Walmart (WMT) Stock Up, Nomura Raises Price Target
NEW YORK (TheStreet) -- Shares of Walmart Stores (WMT) - Get Report are up 0.87% to $69.80 late Friday morning as Nomura increased its price target to $81 from $70 and maintained its "buy" rating.
The Bentonville, AR-based wholesale and retail giant's comparable store sales for the 2017 fiscal first quarter exceeded expectations, the firm noted as to why analysts raised the price target.
Walmart's same-store sales rose 1% for the quarter, above Wall Street estimates of 0.5% growth.
The company reported 2017 fiscal first quarter earnings of 98 cents per share, beating analysts' expectations of 88 cents per share. Walmart reported revenue of $115.9 billion, higher than revenue estimates of $113.2 billion.
"We view the Walmart comp result positively in light of both the challenging retail environment, and more specifically, deflationary trends in food," Nomura analysts said in an investor note.
While other big-name retailers have been bogged down by competition from Amazon.com (AMZN), Walmart has stepped up efforts to combat the online shopping giant. The company recently started expanding its e-commerce reach by updating its shipping options to rival Amazon Prime.

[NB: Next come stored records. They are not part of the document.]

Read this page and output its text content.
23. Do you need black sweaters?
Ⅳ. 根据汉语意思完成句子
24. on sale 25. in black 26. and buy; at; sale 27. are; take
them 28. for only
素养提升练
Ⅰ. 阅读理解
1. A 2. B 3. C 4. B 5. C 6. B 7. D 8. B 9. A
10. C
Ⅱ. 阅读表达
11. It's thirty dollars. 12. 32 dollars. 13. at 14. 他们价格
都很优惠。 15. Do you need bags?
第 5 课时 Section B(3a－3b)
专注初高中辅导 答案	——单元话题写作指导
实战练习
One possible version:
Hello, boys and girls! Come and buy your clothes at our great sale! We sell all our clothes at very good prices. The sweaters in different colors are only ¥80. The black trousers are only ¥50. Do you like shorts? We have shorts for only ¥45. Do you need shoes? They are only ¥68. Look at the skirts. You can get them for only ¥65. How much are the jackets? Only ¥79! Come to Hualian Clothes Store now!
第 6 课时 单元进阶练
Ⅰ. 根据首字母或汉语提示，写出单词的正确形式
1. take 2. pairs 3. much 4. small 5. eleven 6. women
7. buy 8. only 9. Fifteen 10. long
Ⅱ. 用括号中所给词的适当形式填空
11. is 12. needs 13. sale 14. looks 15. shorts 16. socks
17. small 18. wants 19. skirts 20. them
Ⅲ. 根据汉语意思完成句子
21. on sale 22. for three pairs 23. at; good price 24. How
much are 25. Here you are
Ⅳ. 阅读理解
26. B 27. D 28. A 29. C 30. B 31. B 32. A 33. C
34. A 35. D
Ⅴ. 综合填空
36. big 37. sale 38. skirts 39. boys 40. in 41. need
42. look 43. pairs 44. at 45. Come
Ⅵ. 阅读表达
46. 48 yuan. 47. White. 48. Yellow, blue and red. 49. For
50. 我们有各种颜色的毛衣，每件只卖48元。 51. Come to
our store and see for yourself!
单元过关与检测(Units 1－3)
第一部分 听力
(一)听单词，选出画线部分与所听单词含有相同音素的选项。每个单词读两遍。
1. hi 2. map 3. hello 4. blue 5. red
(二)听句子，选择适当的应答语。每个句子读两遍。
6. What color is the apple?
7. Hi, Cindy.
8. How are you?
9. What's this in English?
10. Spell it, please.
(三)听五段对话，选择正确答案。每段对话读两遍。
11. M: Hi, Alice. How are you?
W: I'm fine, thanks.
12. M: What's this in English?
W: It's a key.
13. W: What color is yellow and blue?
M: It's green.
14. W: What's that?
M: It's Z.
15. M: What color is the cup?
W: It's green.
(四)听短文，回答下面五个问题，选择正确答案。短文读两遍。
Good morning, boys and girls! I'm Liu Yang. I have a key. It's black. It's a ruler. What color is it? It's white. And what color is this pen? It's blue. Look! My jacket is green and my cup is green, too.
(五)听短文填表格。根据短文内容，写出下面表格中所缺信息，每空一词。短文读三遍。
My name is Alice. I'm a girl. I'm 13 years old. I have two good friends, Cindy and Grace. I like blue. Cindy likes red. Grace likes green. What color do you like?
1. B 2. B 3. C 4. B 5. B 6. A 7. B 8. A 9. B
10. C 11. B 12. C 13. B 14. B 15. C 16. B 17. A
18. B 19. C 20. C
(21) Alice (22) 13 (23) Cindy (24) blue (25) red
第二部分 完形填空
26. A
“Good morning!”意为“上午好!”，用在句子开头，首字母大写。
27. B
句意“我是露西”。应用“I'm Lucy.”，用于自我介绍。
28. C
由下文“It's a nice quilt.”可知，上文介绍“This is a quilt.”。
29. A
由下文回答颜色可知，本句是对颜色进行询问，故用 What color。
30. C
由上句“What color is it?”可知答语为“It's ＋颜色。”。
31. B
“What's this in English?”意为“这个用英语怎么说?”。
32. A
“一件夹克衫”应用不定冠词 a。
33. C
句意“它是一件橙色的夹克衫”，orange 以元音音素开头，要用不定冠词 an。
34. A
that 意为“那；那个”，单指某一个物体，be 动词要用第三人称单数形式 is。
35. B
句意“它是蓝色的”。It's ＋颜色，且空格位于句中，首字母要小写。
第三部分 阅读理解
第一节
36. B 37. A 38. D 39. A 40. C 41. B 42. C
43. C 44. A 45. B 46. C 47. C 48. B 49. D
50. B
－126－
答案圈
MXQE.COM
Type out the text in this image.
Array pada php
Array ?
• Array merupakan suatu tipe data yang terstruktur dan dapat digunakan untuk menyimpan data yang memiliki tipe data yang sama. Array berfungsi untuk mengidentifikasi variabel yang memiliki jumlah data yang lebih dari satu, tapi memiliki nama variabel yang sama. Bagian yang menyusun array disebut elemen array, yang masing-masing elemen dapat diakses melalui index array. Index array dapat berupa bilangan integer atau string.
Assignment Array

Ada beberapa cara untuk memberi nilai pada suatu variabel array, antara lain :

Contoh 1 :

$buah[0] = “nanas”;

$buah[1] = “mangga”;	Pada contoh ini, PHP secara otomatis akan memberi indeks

Separately, TheStreet Ratings rated Walmart as a "buy" with a score of B+.
TheStreet Ratings objectively rated this stock according to its "risk-adjusted" total return prospect over a 12-month investment horizon.
Not based on the news in any given day, the rating may differ from Jim Cramer's view or that of this articles's author. TheStreet Ratings has this to say about the recommendation:
This is driven by a number of strengths, which TheStreet Ratings believe should have a greater impact than any weaknesses, and should give investors a better performance opportunity than most stocks that are covered.
The company's strengths can be seen in multiple areas, such as its attractive valuation levels, largely solid financial position with reasonable debt levels by most measures and notable return on equity.
TheStreet Ratings feels its strengths outweigh the fact that the company has had somewhat weak growth in earnings per share.